Optimization Problem

Question

Can someone please help me with this minimization problem?

I dunno what to do after replacing p(x) with given s.t.

Answer 1

This is a "least-squares minimization problem". There are abstract ways of solving this problem using geometry, or you can brute-force it by consider this a function of the three coefficients, and setting the derivatives with respect to each coefficient equal to $0$. You'll get the same thing without so much verbage if you just set the derivatives to 0. Rather than expanding the full expression $$ f(a) =\int_{0}^{1}(g-a_{2}x^{2}-a_{1}x-a_{0})^{2}dx, $$ just form the derivatives directly $$ \frac{\partial f}{\partial a_{0}} = -2\int_{0}^{1}(g-a_{2}x^{2}-a_{1}x-a_{0})dx =0 $$ $$ \frac{\partial f}{\partial a_{1}} = -2\int_{0}^{1}(g-a_{2}x^{2}-a_{1}x-a_{0})xdx =0 $$ $$ \frac{\partial f}{\partial a_{2}} = -2\int_{0}^{1}(g-a_{2}x^{2}-a_{1}x-a_{0})x^{2}dx =0 . $$ The answer will be expressed in terms of three constants, which cannot be computed without know the specific form of $g$: $$ c_{0}=\int_{0}^{1}g dx,\;\; c_{1}=\int_{0}^{1}g(x)x\,dx,\;\; c_{2}=\int_{0}^{1}g(x)x^{2}\,dx $$ Just assume that these three constants are known and proceed to find a solution in terms of these.
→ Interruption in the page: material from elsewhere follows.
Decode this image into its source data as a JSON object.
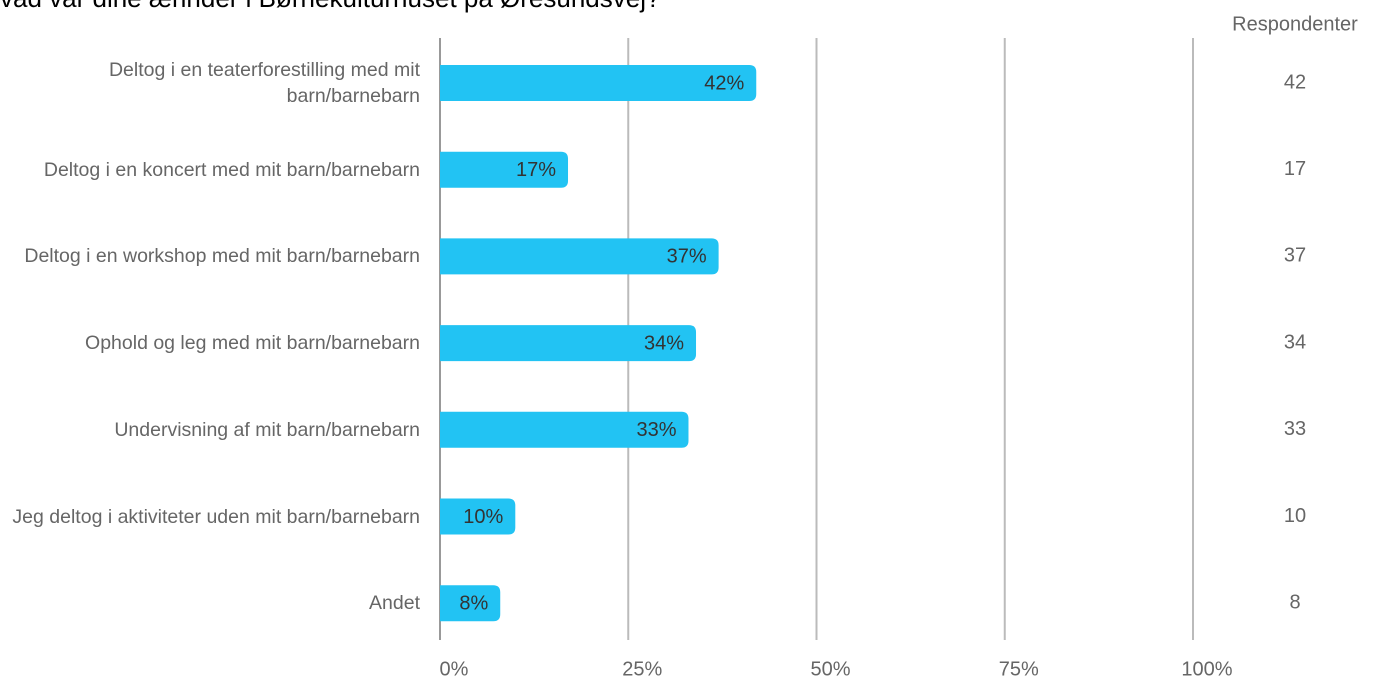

The three constants $c_{0},c_{1},c_{2}$ are all that have to be known about the function $g$ in order to find the coefficients $a_{0},a_{1},a_{2}$. The resulting system is a 3x3 linear system which will have a unique solution for all choices of $c_{0}, c_{1}, c_{2}$. The resulting linear system of equations has a coefficient matrix which involves only 5 numbers $\int_{0}^{1}dx,...,\int_{0}^{1}x^{4}dx$ in a nice pattern.